Oleh : Abdul Rasul – Mahasiswa Magister Ekonomi STEI SEBI
DepokNews–Audit syariah merupakan suatu proses yang sistematis untuk memperoleh bukti yang cukup dan relevan dalam membentuk opini apakah subjek yaitu personil, proses, kinerja keuangan serta non-keuangan konsisten dengan aturan Syariah dan prinsip-prinsip yang diterima secara luas oleh masyarakat Islam dan melaporkan kepada pengguna.
Audit Syariah pada organisasi pengelolan zakat, mengacu pada Keputusan Mentri Agama Republik Indonesia nomor 606 tahun 2020 Tentang Pedoman Audit Syariah Atas Laporam Pelaksanaan Pengelolaan Zakat, Infak, Sedekeh, dan Dana Sosial Keagamaan Lainnya pada Badan Amil Zakat Nasional dan Lembaga Ami Zakat.
Pada pedoman tersebut, yang dimaksud dengan Audit Syariah adalah pemeriksaan atas laporan pelaksanaan pengelolaan zakat, infak, sedekah dan dana sosial keagamaan lainnya.
Audit Syariah dilaksanakan terhadap pengumpulan, pendistribusian, dan pendayagunaan zakat, infak, sedekah, dan dana sosial keagamaan lainnya yang diterima oleh Badan Amil Zakat Nasional dan/atau Lembaga Amil Zakat.

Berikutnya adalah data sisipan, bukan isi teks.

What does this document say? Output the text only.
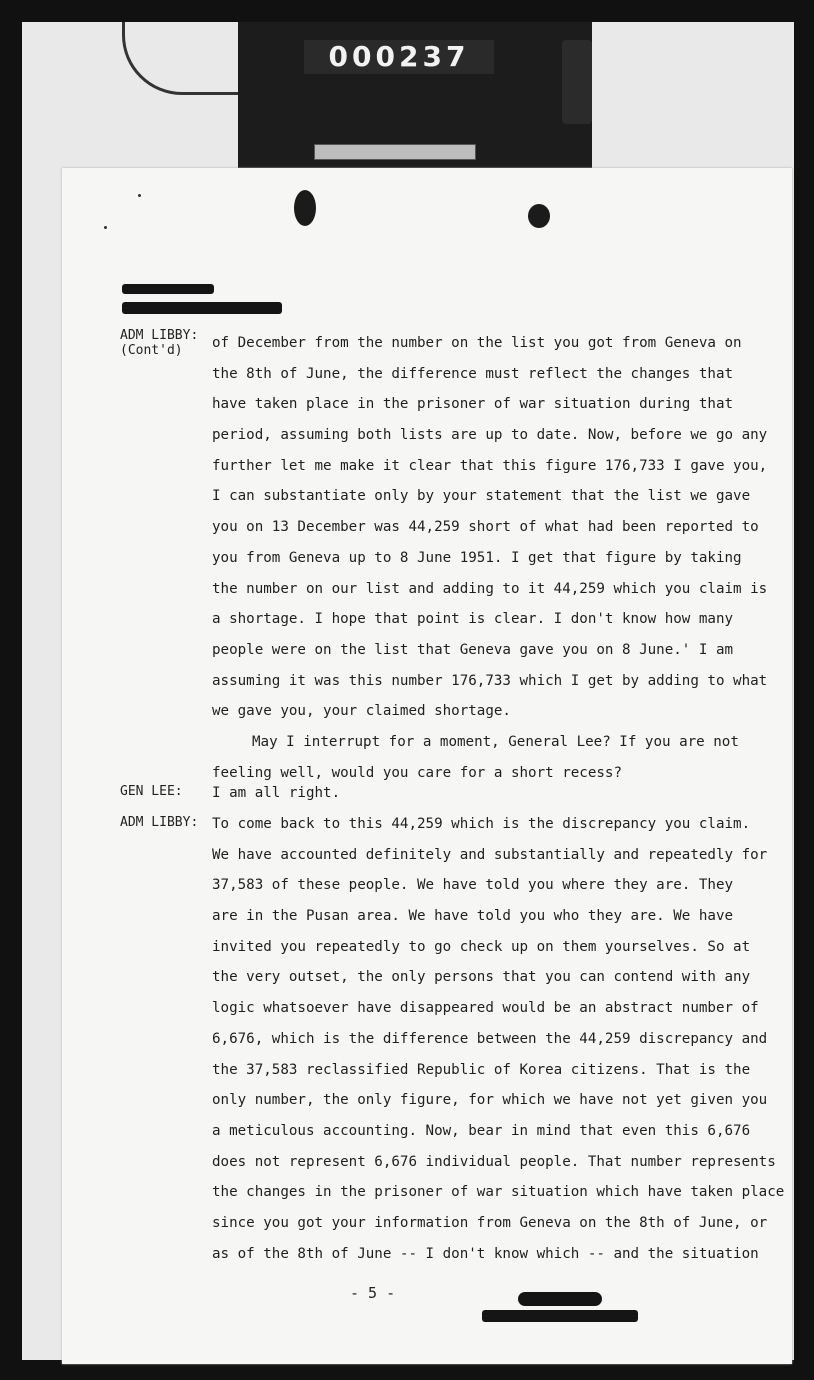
000237
ADM LIBBY:
(Cont'd) of December from the number on the list you got from Geneva on
the 8th of June, the difference must reflect the changes that
have taken place in the prisoner of war situation during that
period, assuming both lists are up to date. Now, before we go any
further let me make it clear that this figure 176,733 I gave you,
I can substantiate only by your statement that the list we gave
you on 13 December was 44,259 short of what had been reported to
you from Geneva up to 8 June 1951. I get that figure by taking
the number on our list and adding to it 44,259 which you claim is
a shortage. I hope that point is clear. I don't know how many
people were on the list that Geneva gave you on 8 June.' I am
assuming it was this number 176,733 which I get by adding to what
we gave you, your claimed shortage.
May I interrupt for a moment, General Lee? If you are not
feeling well, would you care for a short recess?
GEN LEE: I am all right.
ADM LIBBY: To come back to this 44,259 which is the discrepancy you claim.
We have accounted definitely and substantially and repeatedly for
37,583 of these people. We have told you where they are. They
are in the Pusan area. We have told you who they are. We have
invited you repeatedly to go check up on them yourselves. So at
the very outset, the only persons that you can contend with any
logic whatsoever have disappeared would be an abstract number of
6,676, which is the difference between the 44,259 discrepancy and
the 37,583 reclassified Republic of Korea citizens. That is the
only number, the only figure, for which we have not yet given you
a meticulous accounting. Now, bear in mind that even this 6,676
does not represent 6,676 individual people. That number represents
the changes in the prisoner of war situation which have taken place
since you got your information from Geneva on the 8th of June, or
as of the 8th of June -- I don't know which -- and the situation
- 5 -
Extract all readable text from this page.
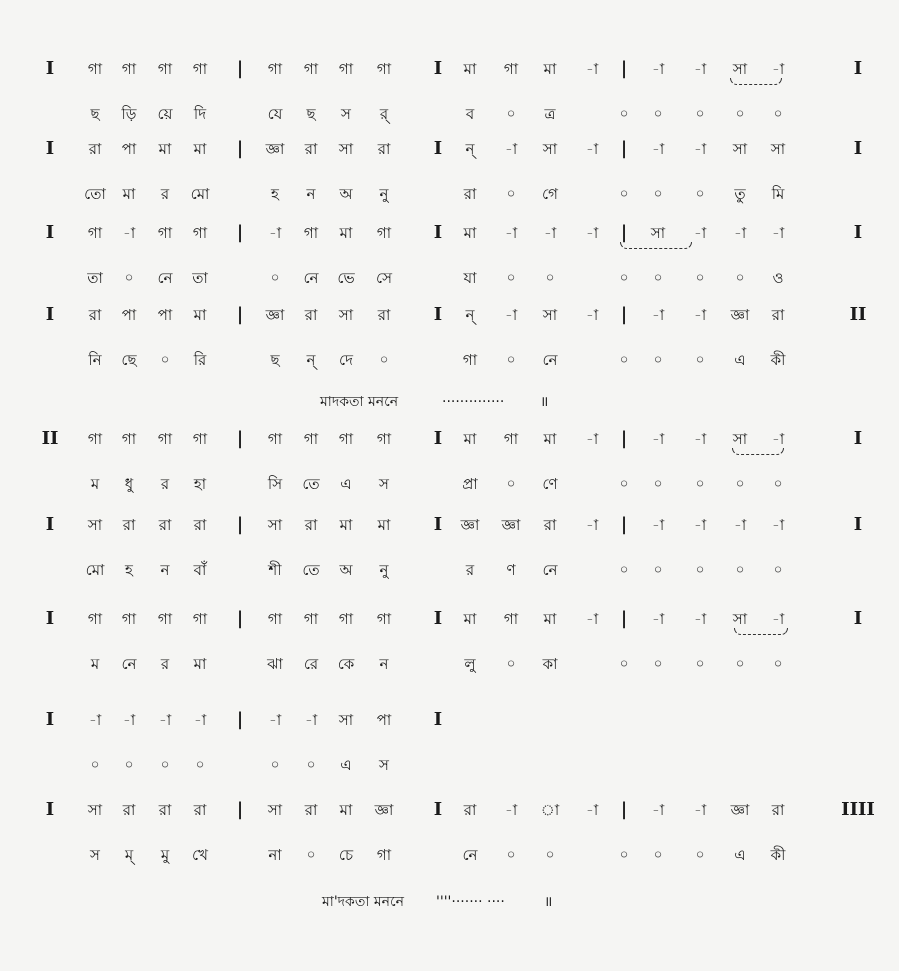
I গা গা গা গা | গা গা গা গা I মা গা মা -া | -া -া সা -া	I
ছ ড়ি য়ে দি	যে ছ স র্	ব ০ ত্র	০ ০ ০ ০ ০
I রা পা মা মা | জ্ঞা রা সা রা I ন্ -া সা -া | -া -া সা সা	I
তো মা র মো	হ ন অ নু	রা ০ গে	০ ০ ০ তু মি
I গা -া গা গা | -া গা মা গা I মা -া -া -া | সা -া -া -া	I
তা ০ নে তা	০ নে ভে সে	যা ০ ০	০ ০ ০ ০ ও
I রা পা পা মা | জ্ঞা রা সা রা I ন্ -া সা -া | -া -া জ্ঞা রা	II
নি ছে ০ রি	ছ ন্ দে ০	গা ০ নে	০ ০ ০ এ কী
II গা গা গা গা | গা গা গা গা I মা গা মা -া | -া -া সা -া	I
ম ধু র হা	সি তে এ স	প্রা ০ ণে	০ ০ ০ ০ ০
I সা রা রা রা | সা রা মা মা I জ্ঞা জ্ঞা রা -া | -া -া -া -া	I
মো হ ন বাঁ	শী তে অ নু	র ণ নে	০ ০ ০ ০ ০
I গা গা গা গা | গা গা গা গা I মা গা মা -া | -া -া সা -া	I
ম নে র মা	ঝা রে কে ন	লু ০ কা	০ ০ ০ ০ ০
I -া -া -া -া | -া -া সা পা I
০ ০ ০ ০	০ ০ এ স
I সা রা রা রা | সা রা মা জ্ঞা I রা -া া -া | -া -া জ্ঞা রা	IIII
স ম্ মু খে	না ০ চে গা	নে ০ ০	০ ০ ০ এ কী
মাদকতা মননে	··············	॥
মা'দকতা মননে ''''······· ····	॥
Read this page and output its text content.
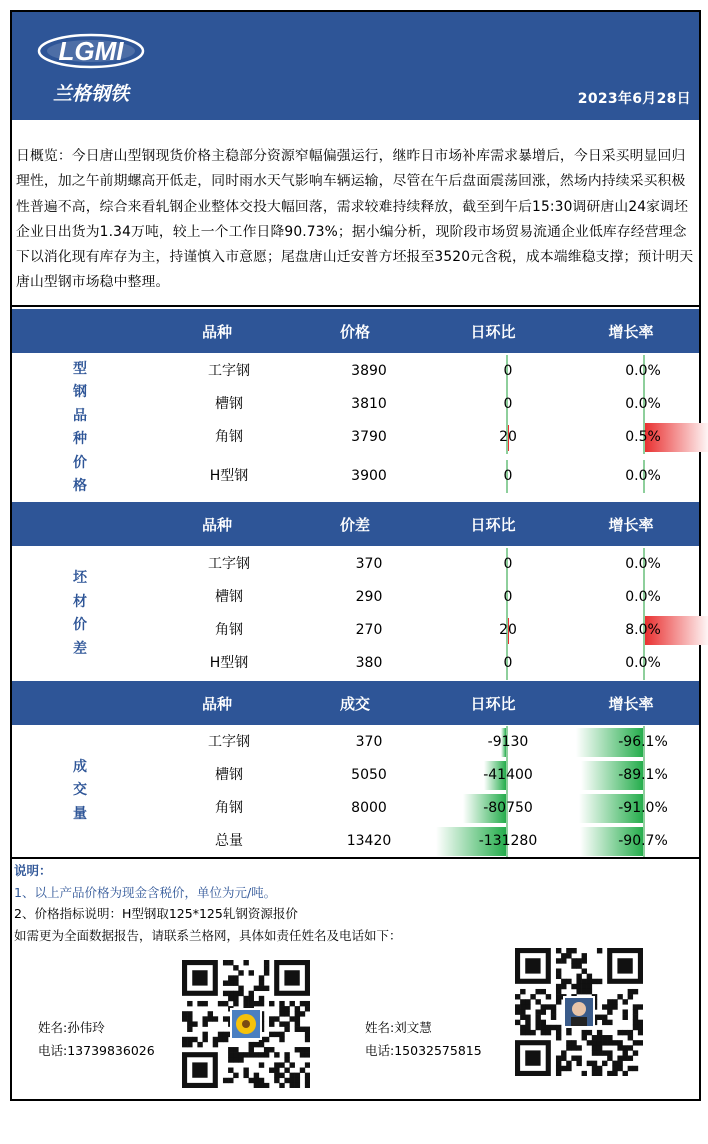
LGMI
兰格钢铁	2023年6月28日
日概览：今日唐山型钢现货价格主稳部分资源窄幅偏强运行，继昨日市场补库需求暴增后，今日采买明显回归理性，加之午前期螺高开低走，同时雨水天气影响车辆运输，尽管在午后盘面震荡回涨，然场内持续采买积极性普遍不高，综合来看轧钢企业整体交投大幅回落，需求较难持续释放，截至到午后15:30调研唐山24家调坯企业日出货为1.34万吨，较上一个工作日降90.73%；据小编分析，现阶段市场贸易流通企业低库存经营理念下以消化现有库存为主，持谨慎入市意愿；尾盘唐山迁安普方坯报至3520元含税，成本端维稳支撑；预计明天唐山型钢市场稳中整理。
品种	价格	日环比	增长率
型
钢
品
种
价
格
工字钢	3890	0	0.0%
槽钢	3810	0	0.0%
角钢	3790	20	0.5%
H型钢	3900	0	0.0%
品种	价差	日环比	增长率
坯
材
价
差
工字钢	370	0	0.0%
槽钢	290	0	0.0%
角钢	270	20	8.0%
H型钢	380	0	0.0%
品种	成交	日环比	增长率
成
交
量
工字钢	370	-9130	-96.1%
槽钢	5050	-41400	-89.1%
角钢	8000	-80750	-91.0%
总量	13420	-131280	-90.7%

说明：

1、以上产品价格为现金含税价，单位为元/吨。

2、价格指标说明：H型钢取125*125轧钢资源报价

如需更为全面数据报告，请联系兰格网，具体如责任姓名及电话如下：

姓名:孙伟玲
电话:13739836026
姓名:刘文慧
电话:15032575815
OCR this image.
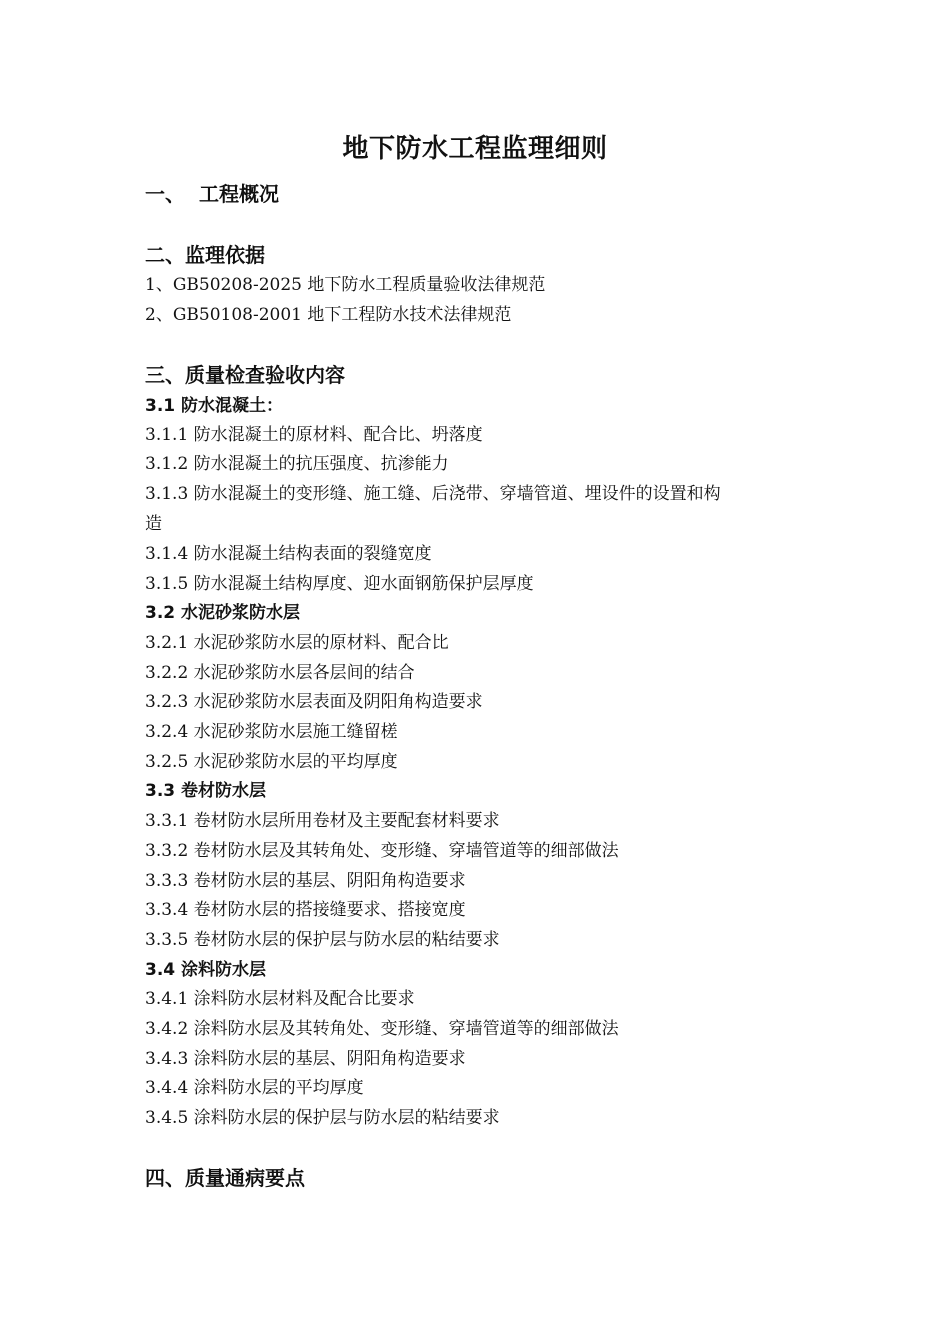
地下防水工程监理细则
一、 工程概况
二、监理依据
1、GB50208-2025 地下防水工程质量验收法律规范
2、GB50108-2001 地下工程防水技术法律规范
三、质量检查验收内容
3.1 防水混凝土：
3.1.1 防水混凝土的原材料、配合比、坍落度
3.1.2 防水混凝土的抗压强度、抗渗能力
3.1.3 防水混凝土的变形缝、施工缝、后浇带、穿墙管道、埋设件的设置和构
造
3.1.4 防水混凝土结构表面的裂缝宽度
3.1.5 防水混凝土结构厚度、迎水面钢筋保护层厚度
3.2 水泥砂浆防水层
3.2.1 水泥砂浆防水层的原材料、配合比
3.2.2 水泥砂浆防水层各层间的结合
3.2.3 水泥砂浆防水层表面及阴阳角构造要求
3.2.4 水泥砂浆防水层施工缝留槎
3.2.5 水泥砂浆防水层的平均厚度
3.3 卷材防水层
3.3.1 卷材防水层所用卷材及主要配套材料要求
3.3.2 卷材防水层及其转角处、变形缝、穿墙管道等的细部做法
3.3.3 卷材防水层的基层、阴阳角构造要求
3.3.4 卷材防水层的搭接缝要求、搭接宽度
3.3.5 卷材防水层的保护层与防水层的粘结要求
3.4 涂料防水层
3.4.1 涂料防水层材料及配合比要求
3.4.2 涂料防水层及其转角处、变形缝、穿墙管道等的细部做法
3.4.3 涂料防水层的基层、阴阳角构造要求
3.4.4 涂料防水层的平均厚度
3.4.5 涂料防水层的保护层与防水层的粘结要求
四、质量通病要点
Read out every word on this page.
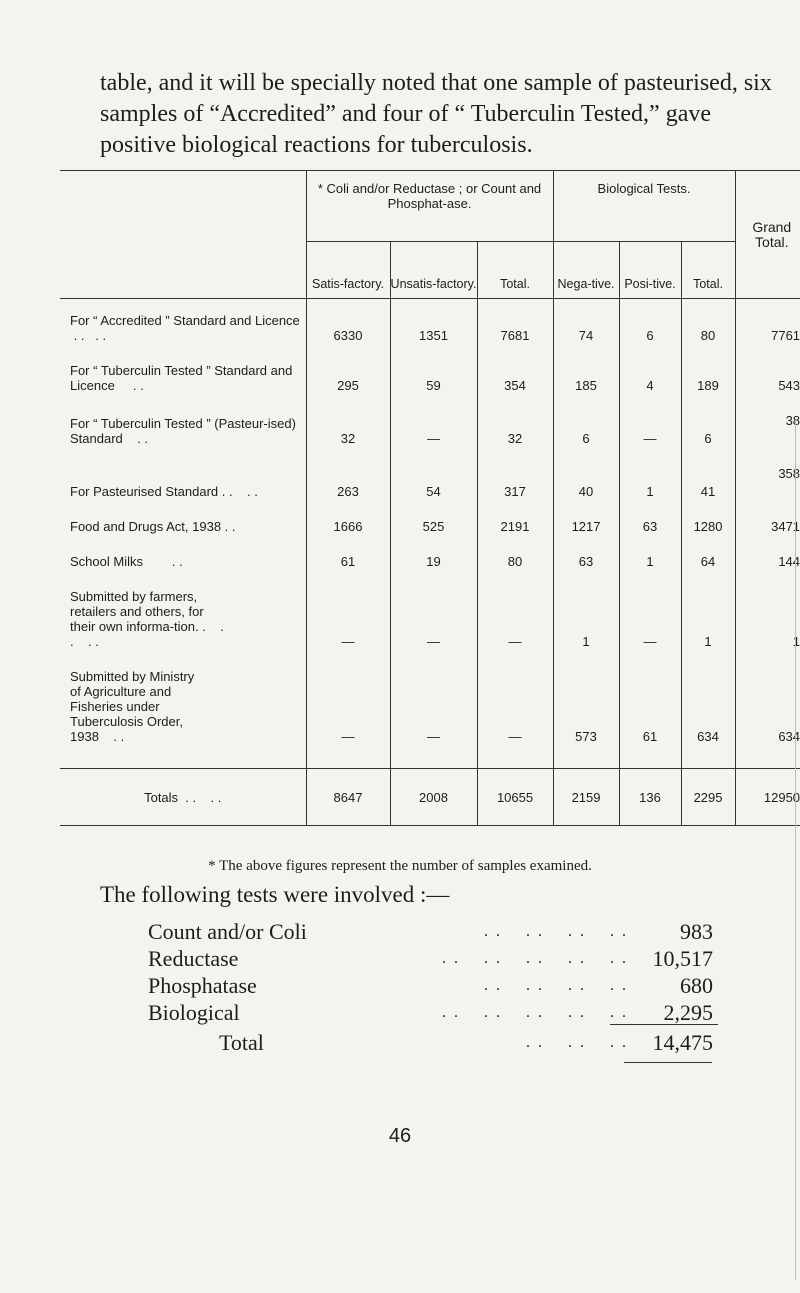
table, and it will be specially noted that one sample of pasteurised, six samples of “Accredited” and four of “ Tuberculin Tested,” gave positive biological reactions for tuberculosis.

	* Coli and/or Reductase ; or Count and Phosphat-ase.			Biological Tests.			Grand Total.
	Satis-factory.	Unsatis-factory.	Total.	Nega-tive.	Posi-tive.	Total.	
For “ Accredited ” Standard and Licence  . .   . .	6330	1351	7681	74	6	80	7761

For “ Tuberculin Tested ” Standard and Licence     . .	295	59	354	185	4	189	543

For “ Tuberculin Tested ” (Pasteur-ised) Standard    . .	32	—	32	6	—	6	38

For Pasteurised Standard . .    . .	263	54	317	40	1	41	358

Food and Drugs Act, 1938 . .	1666	525	2191	1217	63	1280	3471

School Milks        . .	61	19	80	63	1	64	144

Submitted by farmers, retailers and others, for their own informa-tion. .    . .    . .	—	—	—	1	—	1	1

Submitted by Ministry of Agriculture and Fisheries under Tuberculosis Order, 1938    . .	—	—	—	573	61	634	634

Totals  . .    . .	8647	2008	10655	2159	136	2295	12950

* The above figures represent the number of samples examined.

The following tests were involved :—

Count and/or Coli	. .    . .    . .    . . 983
Reductase	. .    . .    . .    . .    . . 10,517
Phosphatase	. .    . .    . .    . . 680
Biological	. .    . .    . .    . .    . . 2,295
Total	. .    . .    . . 14,475

46
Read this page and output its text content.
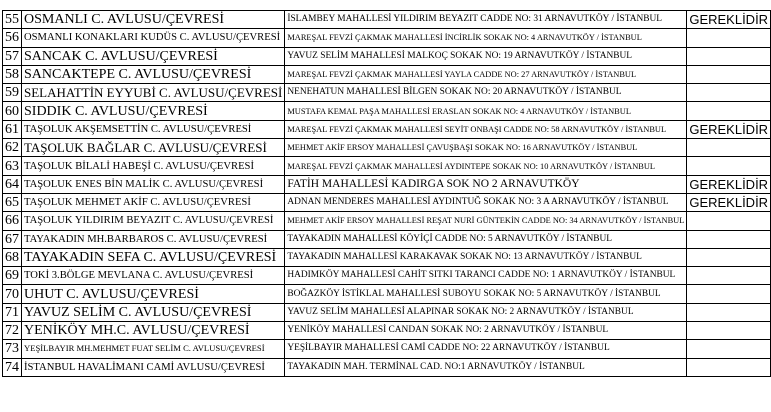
55	OSMANLI C. AVLUSU/ÇEVRESİ	İSLAMBEY MAHALLESİ YILDIRIM BEYAZIT CADDE NO: 31 ARNAVUTKÖY / İSTANBUL	GEREKLİDİR
56	OSMANLI KONAKLARI KUDÜS C. AVLUSU/ÇEVRESİ	MAREŞAL FEVZİ ÇAKMAK MAHALLESİ İNCİRLİK SOKAK NO: 4 ARNAVUTKÖY / İSTANBUL	
57	SANCAK C. AVLUSU/ÇEVRESİ	YAVUZ SELİM MAHALLESİ MALKOÇ SOKAK NO: 19 ARNAVUTKÖY / İSTANBUL	
58	SANCAKTEPE C. AVLUSU/ÇEVRESİ	MAREŞAL FEVZİ ÇAKMAK MAHALLESİ YAYLA CADDE NO: 27 ARNAVUTKÖY / İSTANBUL	
59	SELAHATTİN EYYUBİ C. AVLUSU/ÇEVRESİ	NENEHATUN MAHALLESİ BİLGEN SOKAK NO: 20 ARNAVUTKÖY / İSTANBUL	
60	SIDDIK C. AVLUSU/ÇEVRESİ	MUSTAFA KEMAL PAŞA MAHALLESİ ERASLAN SOKAK NO: 4 ARNAVUTKÖY / İSTANBUL	
61	TAŞOLUK AKŞEMSETTİN C. AVLUSU/ÇEVRESİ	MAREŞAL FEVZİ ÇAKMAK MAHALLESİ SEYİT ONBAŞI CADDE NO: 58 ARNAVUTKÖY / İSTANBUL	GEREKLİDİR
62	TAŞOLUK BAĞLAR C. AVLUSU/ÇEVRESİ	MEHMET AKİF ERSOY MAHALLESİ ÇAVUŞBAŞI SOKAK NO: 16 ARNAVUTKÖY / İSTANBUL	
63	TAŞOLUK BİLALİ HABEŞİ C. AVLUSU/ÇEVRESİ	MAREŞAL FEVZİ ÇAKMAK MAHALLESİ AYDINTEPE SOKAK NO: 10 ARNAVUTKÖY / İSTANBUL	
64	TAŞOLUK ENES BİN MALİK C. AVLUSU/ÇEVRESİ	FATİH MAHALLESİ KADIRGA SOK NO 2 ARNAVUTKÖY	GEREKLİDİR
65	TAŞOLUK MEHMET AKİF C. AVLUSU/ÇEVRESİ	ADNAN MENDERES MAHALLESİ AYDINTUĞ SOKAK NO: 3 A ARNAVUTKÖY / İSTANBUL	GEREKLİDİR
66	TAŞOLUK YILDIRIM BEYAZIT C. AVLUSU/ÇEVRESİ	MEHMET AKİF ERSOY MAHALLESİ REŞAT NURİ GÜNTEKİN CADDE NO: 34 ARNAVUTKÖY / İSTANBUL	
67	TAYAKADIN MH.BARBAROS C. AVLUSU/ÇEVRESİ	TAYAKADIN MAHALLESİ KÖYİÇİ CADDE NO: 5 ARNAVUTKÖY / İSTANBUL	
68	TAYAKADIN SEFA C. AVLUSU/ÇEVRESİ	TAYAKADIN MAHALLESİ KARAKAVAK SOKAK NO: 13 ARNAVUTKÖY / İSTANBUL	
69	TOKİ 3.BÖLGE MEVLANA C. AVLUSU/ÇEVRESİ	HADIMKÖY MAHALLESİ CAHİT SITKI TARANCI CADDE NO: 1 ARNAVUTKÖY / İSTANBUL	
70	UHUT C. AVLUSU/ÇEVRESİ	BOĞAZKÖY İSTİKLAL MAHALLESİ SUBOYU SOKAK NO: 5 ARNAVUTKÖY / İSTANBUL	
71	YAVUZ SELİM C. AVLUSU/ÇEVRESİ	YAVUZ SELİM MAHALLESİ ALAPINAR SOKAK NO: 2 ARNAVUTKÖY / İSTANBUL	
72	YENİKÖY MH.C. AVLUSU/ÇEVRESİ	YENİKÖY MAHALLESİ CANDAN SOKAK NO: 2 ARNAVUTKÖY / İSTANBUL	
73	YEŞİLBAYIR MH.MEHMET FUAT SELİM C. AVLUSU/ÇEVRESİ	YEŞİLBAYIR MAHALLESİ CAMİ CADDE NO: 22 ARNAVUTKÖY / İSTANBUL	
74	İSTANBUL HAVALİMANI CAMİ AVLUSU/ÇEVRESİ	TAYAKADIN MAH. TERMİNAL CAD. NO:1 ARNAVUTKÖY / İSTANBUL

Dalam pelaksanaan Audit Syariah terhadap pengumpulan, auditor harus memastikan:
zakat, infak, sedekah dan dana sosial keagamaan lainnya yang diterima dan dihimpun bukan berasal dari pencucian uang, harta hasil korupsi, dan tindak kriminal lainnya;
nominal d a n a zakat, infak, sedekah dan dana sosial keagamaan lainnya yang diterima sesuai dengan Bukti Setor Zakat;
adanya pemisahan antara pencatatan dan pembukuan penerimaan zakat, penerimaan infak, sedekah, dan dana sosial keagamaan lainnya;
amil melaksanakan tata cara perhitungan zakat berdasarkan prinsiphaul dan nisab; dan
harta wajib zakat dimiliki secara sempurna (kepemilikan penuh);
Pelaksanaan Audiot Syraiah pada pendistribusian dan pendayagunaan, auditor harus memastikan:
Zakat didistribusikan dan didayagunakan kepada 8 (delapan) asnaf, yaitu: Fakir, miskin, amil, muallaf, rigab, gharimin, fisabilillah dan ibnu sabil;
Pendistribusian dan pendayagunaan zakat tidak boleh ada pengembalian pada lebaga pengelola zakat;
Pendistribusian dan pendayagunaan zakat harus mendahulukan kebutuhan dasar mustahik;
zakat didistribusikan dalam tahun pembukuan berjalan;
rasio penyaluran terhadap pengumpulan (Allocation to Collection Ratio/ACR), yaitu rasio menghitung kemampuan lembaga pengelola untuk mendistribusikan dan mendayagunakan dana zakat dengan membagi antara total penyaluran selain dana amil dengan total pengumpulan dihitung dalam satuan persentase yang dikategorikan sebagai berikut:
90% : sangat efektif
70- 89 %: efektif
50 – 69 %: cukup efektif
20 – 49 %: kurang efektif
< 20%: tidak efektif
Periode penyaluran zakat yang bersifat konsumtif dapat dikategorikan sebagai berikut:
< 3 bulan : sangat baik
3- 6 bulan : baik
6 – 9 bulan : cukup baik
9 – 12 bulan : kurang baik
> 12 bulan : tidak baik
Periode penyaluran zakat yang bersifat produktif dapat dikategorikan sebagai berikut:
< 6 bulan: sangat baik
6 – 12 bulan: baik
> 12 bulan: kurang baik
Pedoman audit syariah menjadi landasan bagi auditor untuk melaksanakan audit secara komprehensif, akurat, transparan, dan akuntabel.
Tujuannya meliputi menjaga kepatuhan syariah, mencegah penyimpangan, meningkatkan kepercayaan pemangku kepentingan, dan mendukung akuntabilitas lembaga zakat.
Audit syariah menjadi salah satu cara untuk menjaga dan memastikan integritas lembaga keuangan pengelola zakat dalam menjalankan prinsip syariah.